BRUCE, Miss.
— At age 82, bluesman Leo “Bud”
Welch rocks on stage like a teenager
— dancing and spinning as he beats out jagged chords and grimy solos on his
pink, sparkle-covered guitar. That raw youthful energy and Welch’s old-school
juke-joint jones blend full-throttle in the 10 songs on I Don’t
Prefer No Blues, his second release for Fat Possum
Records’ subsidiary Big Legal Mess. The album is a
garage-blues manifesto that weds waves of prickly six-string distortion and
gutbucket drums with Welch’s smoke-and-ash voice and mud-crusted guitar — and
lives up to Fat Possum’s history of producing edgy but deeply
rooted recordings by artists like Junior Kimbrough and
R.L. Burnside.
I Don’t
Prefer No Blues, due
out March 24, 2015 on Big Legal Mess, is the
follow-up to last year’s Sabougla Voices, an all-gospel
disc that marked Welch’s debut as both a recording artist and a songwriter. That
album was heralded as a fresh breath of rust-bearing air — a throwback to an era
of rural music free from outside influences and a reminder that blues-fueled
primitivism is still personified by a handful of living Southern
artists.
I Don’t
Prefer No Blues
is what the preacher at Welch’s church said when he found out Welch was making a
blues album. “Up until Sabougla Voices came out, I had
only played spirituals in the church and in tents for about 50 years,” Welch
explains.
But
these days Welch does prefer blues.
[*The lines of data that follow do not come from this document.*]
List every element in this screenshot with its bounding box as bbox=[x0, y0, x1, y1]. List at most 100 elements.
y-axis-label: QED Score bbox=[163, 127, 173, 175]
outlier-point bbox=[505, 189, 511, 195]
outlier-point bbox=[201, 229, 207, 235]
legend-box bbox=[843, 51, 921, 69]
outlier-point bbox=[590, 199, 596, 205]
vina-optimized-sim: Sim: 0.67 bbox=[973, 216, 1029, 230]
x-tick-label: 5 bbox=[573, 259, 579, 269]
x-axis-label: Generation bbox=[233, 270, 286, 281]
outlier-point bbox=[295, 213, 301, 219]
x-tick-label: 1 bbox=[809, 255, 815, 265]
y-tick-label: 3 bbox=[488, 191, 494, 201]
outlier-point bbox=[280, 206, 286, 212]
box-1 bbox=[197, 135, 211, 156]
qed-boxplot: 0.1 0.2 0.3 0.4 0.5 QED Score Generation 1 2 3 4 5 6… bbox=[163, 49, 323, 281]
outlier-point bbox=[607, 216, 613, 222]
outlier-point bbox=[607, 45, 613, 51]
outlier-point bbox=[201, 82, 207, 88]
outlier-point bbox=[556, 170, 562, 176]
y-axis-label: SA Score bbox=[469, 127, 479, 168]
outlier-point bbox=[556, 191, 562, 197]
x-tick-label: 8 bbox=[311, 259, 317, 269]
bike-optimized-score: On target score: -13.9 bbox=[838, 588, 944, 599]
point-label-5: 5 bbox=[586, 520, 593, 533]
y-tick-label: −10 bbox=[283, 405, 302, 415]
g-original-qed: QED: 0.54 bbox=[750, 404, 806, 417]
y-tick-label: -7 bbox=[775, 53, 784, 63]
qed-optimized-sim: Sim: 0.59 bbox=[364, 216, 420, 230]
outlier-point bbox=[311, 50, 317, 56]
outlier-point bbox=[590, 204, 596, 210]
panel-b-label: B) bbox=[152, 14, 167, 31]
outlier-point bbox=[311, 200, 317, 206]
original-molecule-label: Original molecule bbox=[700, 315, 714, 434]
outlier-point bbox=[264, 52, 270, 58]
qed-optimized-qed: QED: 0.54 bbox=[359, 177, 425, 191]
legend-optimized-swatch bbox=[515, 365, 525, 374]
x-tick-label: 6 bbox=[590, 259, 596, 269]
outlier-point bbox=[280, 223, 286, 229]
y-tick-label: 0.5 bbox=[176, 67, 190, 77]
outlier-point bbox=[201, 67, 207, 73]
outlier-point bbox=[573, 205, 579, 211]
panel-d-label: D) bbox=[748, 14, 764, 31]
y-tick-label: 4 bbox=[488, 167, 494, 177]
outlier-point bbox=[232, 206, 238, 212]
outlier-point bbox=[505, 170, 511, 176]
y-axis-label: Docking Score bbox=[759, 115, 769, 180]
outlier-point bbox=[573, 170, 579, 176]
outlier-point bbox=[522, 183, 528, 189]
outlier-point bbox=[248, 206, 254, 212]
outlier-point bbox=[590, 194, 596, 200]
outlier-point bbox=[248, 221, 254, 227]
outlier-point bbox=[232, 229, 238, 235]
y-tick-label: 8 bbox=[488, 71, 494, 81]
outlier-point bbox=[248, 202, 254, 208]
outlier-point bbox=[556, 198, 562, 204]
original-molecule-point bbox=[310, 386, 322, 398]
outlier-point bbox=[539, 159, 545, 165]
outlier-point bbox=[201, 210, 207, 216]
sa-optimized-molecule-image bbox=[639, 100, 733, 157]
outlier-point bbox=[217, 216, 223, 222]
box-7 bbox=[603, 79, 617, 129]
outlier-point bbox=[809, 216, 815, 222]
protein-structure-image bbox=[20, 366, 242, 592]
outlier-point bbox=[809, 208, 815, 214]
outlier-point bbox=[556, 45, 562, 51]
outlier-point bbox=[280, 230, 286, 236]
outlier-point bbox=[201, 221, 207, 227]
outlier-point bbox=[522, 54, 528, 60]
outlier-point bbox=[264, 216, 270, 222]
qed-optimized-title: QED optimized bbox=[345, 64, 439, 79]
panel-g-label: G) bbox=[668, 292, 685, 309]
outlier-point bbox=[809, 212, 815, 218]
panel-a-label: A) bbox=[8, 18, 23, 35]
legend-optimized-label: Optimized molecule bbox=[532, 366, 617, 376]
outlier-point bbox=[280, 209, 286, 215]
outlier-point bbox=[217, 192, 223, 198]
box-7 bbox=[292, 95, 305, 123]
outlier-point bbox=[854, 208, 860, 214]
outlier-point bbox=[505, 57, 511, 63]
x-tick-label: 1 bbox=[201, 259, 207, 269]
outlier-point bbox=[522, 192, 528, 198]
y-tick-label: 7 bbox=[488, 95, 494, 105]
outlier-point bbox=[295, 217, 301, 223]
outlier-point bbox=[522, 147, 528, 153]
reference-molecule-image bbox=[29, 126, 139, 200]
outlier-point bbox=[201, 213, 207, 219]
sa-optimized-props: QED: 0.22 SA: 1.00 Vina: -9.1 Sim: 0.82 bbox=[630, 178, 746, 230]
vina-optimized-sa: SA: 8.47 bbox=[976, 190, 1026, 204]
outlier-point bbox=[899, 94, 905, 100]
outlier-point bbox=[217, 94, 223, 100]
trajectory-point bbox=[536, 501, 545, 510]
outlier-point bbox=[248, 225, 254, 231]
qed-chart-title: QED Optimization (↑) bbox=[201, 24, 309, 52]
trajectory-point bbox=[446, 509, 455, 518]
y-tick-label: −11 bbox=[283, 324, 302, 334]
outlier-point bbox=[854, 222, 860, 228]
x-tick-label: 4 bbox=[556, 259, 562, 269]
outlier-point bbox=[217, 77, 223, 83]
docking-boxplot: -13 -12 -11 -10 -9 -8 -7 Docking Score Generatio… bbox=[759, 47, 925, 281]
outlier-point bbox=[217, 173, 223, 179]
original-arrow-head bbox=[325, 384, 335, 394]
Playing blues on stage since
Sabougla Voices’ release has proven transformative for the octogenarian
resident of Bruce, Mississippi. He’s toured
parts of the U.S. and Europe, and played for audiences of all ages at
international festivals and such prestigious events as the Americana Music Association
Festival and Conference
in Nashville.
“I’m
doing things I never thought I’d do,” Welch relates. “I never thought I’d get to
play outside of Mississippi or travel to other countries. Now I’m playing for
all kinds of people and seeing the world. Just so, the first time I had to go on
a plane I thought they’d have to blindfold me, knock me out and tie me up to get
me on board. I’m also keeping all my bills paid up to date, which I couldn’t
before.”
Getting
on board for his first blues album was easier. Big Legal Mess
owner and house producer Bruce Watson took the wheel, steering
Welch into crunching, genre-blending sonic and creative territory. “The deal I
made with Leo was the first record would be gospel and the second would be
blues,” Watson says. “Honestly, I was just trying to do something different than
your typical blues record — trying to f--k things up a bit. I think I
succeeded.”
That’s clear
from the opening cut, a take on the traditional “Poor Boy.” The tune, which is
the sole track produced by Mississippi neo-trad firebrand Jimbo
Mathus, frames Welch’s scorched-oak singing with a rattling drum
kit, upright bass, a choir and the angelic voice of Sharde Thomas — a doyenne of
ancient Mississippi music who inherited the Rising Star
Fife & Drum Band from her late grandfather Othar
Turner. The contrast between the innocence in Thomas’ honeyed tones and
the weathered experience in Welch’s woof antes up the drama that’s maintained
throughout I Don’t Prefer No Blues.
Mathus also
added clangorous guitar to the album. “Girl in the Holler” thrives on his and
Welch’s angular, dueling riffs. And Mathus provides psychedelic fuzz for the
Watson-penned “I Don’t Know Her Name,” where Welch literally barks for his
would-be lady like a lusty dog.
Welch’s “So
Many Turnrows” is about his many years plowing behind a mule during his youth
and young manhood. “I grew up on a farm and had to walk two miles to school in
the rain and mud,” he recounts. “Most of the time we didn’t have no money from
March to November, when the crops came in, but I made it through eighth grade
and then I started plowing mule and hoeing cotton.” Welch worked as a logger for
the 35 years before he retired in 1995. “I stood next to that chain saw all day,
so that’s why I don’t hear too good.”
Which
explains the consistently raw, buzzing volume of Welch’s guitar, both live and
on I Don’t Prefer No Blues, where his guitar colors even
the blues classics “Sweet Black Angel” and “Cadillac Baby” with a patina of rock
’n’ roll overdrive.
“Playing
guitar is my favorite ‘like,’ ” Welch says. “I learned by hearing records by
Jimmy Reed, B.B. King, Howlin’ Wolf, Sonny Boy Williamson, Muddy
Waters … and I saw them when they came through Bruce. I once even had a
chance to audition for B.B. King’s band, but I didn’t have the
bus fare to get to Memphis.”
“Right now is
a great point in my life,” Welch continues. “I’m doing things I’ve never been
able to do before and I feel good doing them at an age when a lot of people are
dead. So as long as I can I want to go around the world trying to send
satisfaction to people. Doing that is a great feeling to me.”